The old notion of marriage in one’s early twenties, two or three children by one’s thirties, a two-car garage in the suburbs and a mortgage paid off by retirement is already a myth from a now forgotten age. Like the citizens of Petronius’s Croton, the best bet for generations X, Y, and Z are an inheritance from those of an easier age. We can easily caricature today’s youth — the prolonged adolescence in the garage or basement, the tattoos and piercings, the sorta, kinda going to school or part-time working that so often eats up one’s twenties and early thirties — but the fault is more so their parents’ generation who strangled and bankrupted the economy.
In California, the boomers have virtually stopped natural gas and oil production in the Monterey Shale formation. It was adults that idled hundreds of thousands of acres of irrigated farmland that in turn put thousands out of work. The youth did not cancel new water projects and put California on the edge of disaster. The rich, affluent, and mature were opposed to salvaging a billion board feet of torched timber after the recent Sierra forest fires. It was always the smug older establishment that decided that they had enough money and security not to worry whether the less fortunate others might have commensurate opportunities. To the Bay Area grandee, one spotted newt or valley rat is always worth sidetracking a few thousand youthful futures.
So, yes, there is something nauseating about the full, tenured professor indifferent to the plight of the part-timer, the Sierra Club attorney who cares nothing for the out-of-work young logger, and the pensioner with additional Social Security who assumes that the minimum-wage young fellow at Starbucks should always pay more benefits that he will never see.
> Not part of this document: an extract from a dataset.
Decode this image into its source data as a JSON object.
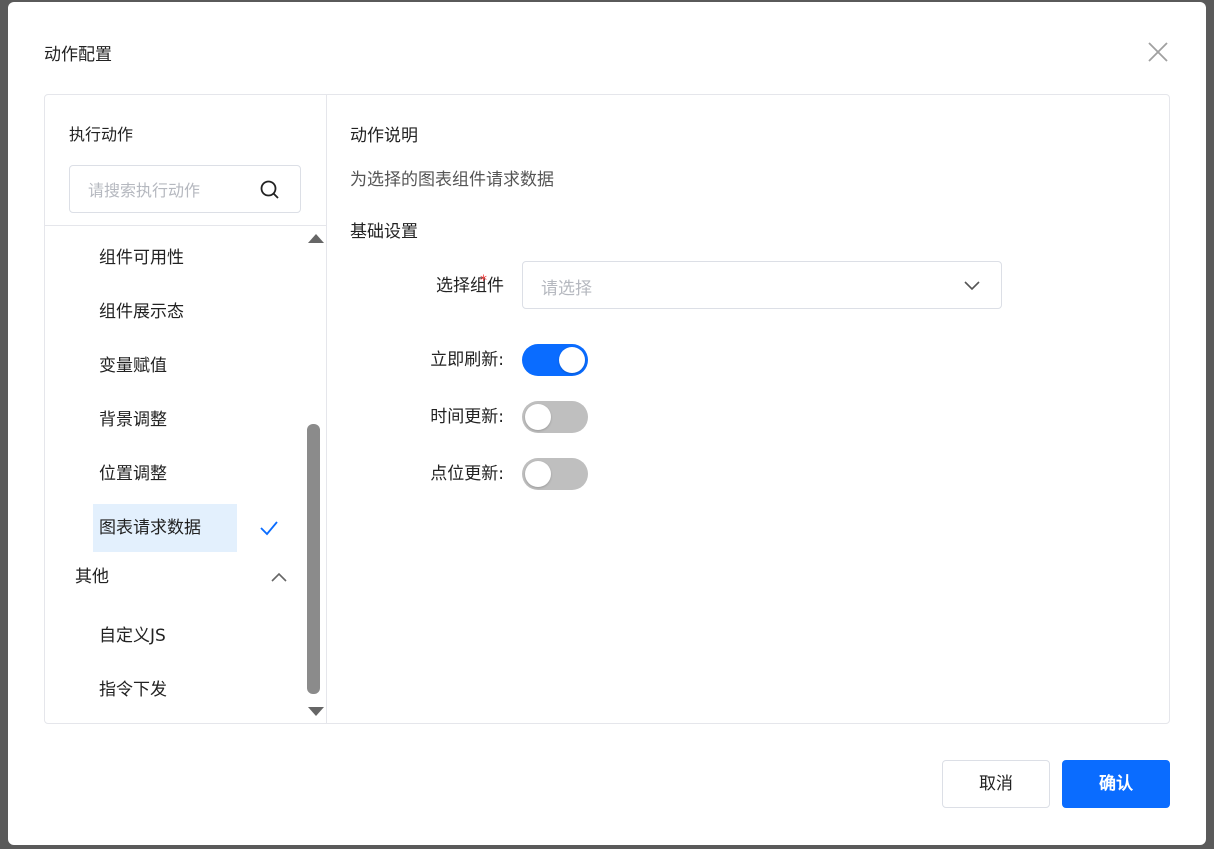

Symbolic of the many gifts bestowed by the baby boomers to the present generation of youth — aside from Botox and liposuction — was the new idea of the “intern”: an unpaid helot position predicated on the notion that the young and poorer might someday win a wage from the older and richer.
How odd that President Obama, in his soon-to-be-infamous “I have a pen and phone” boast to bypass the Congress, claimed that he would act outside the Constitution to enact his agenda and help the “kids.”
In truth, no administration in recent memory has done more to harm young people. Like some strange exotic species of the animal kingdom, we Americans are now eating our own young.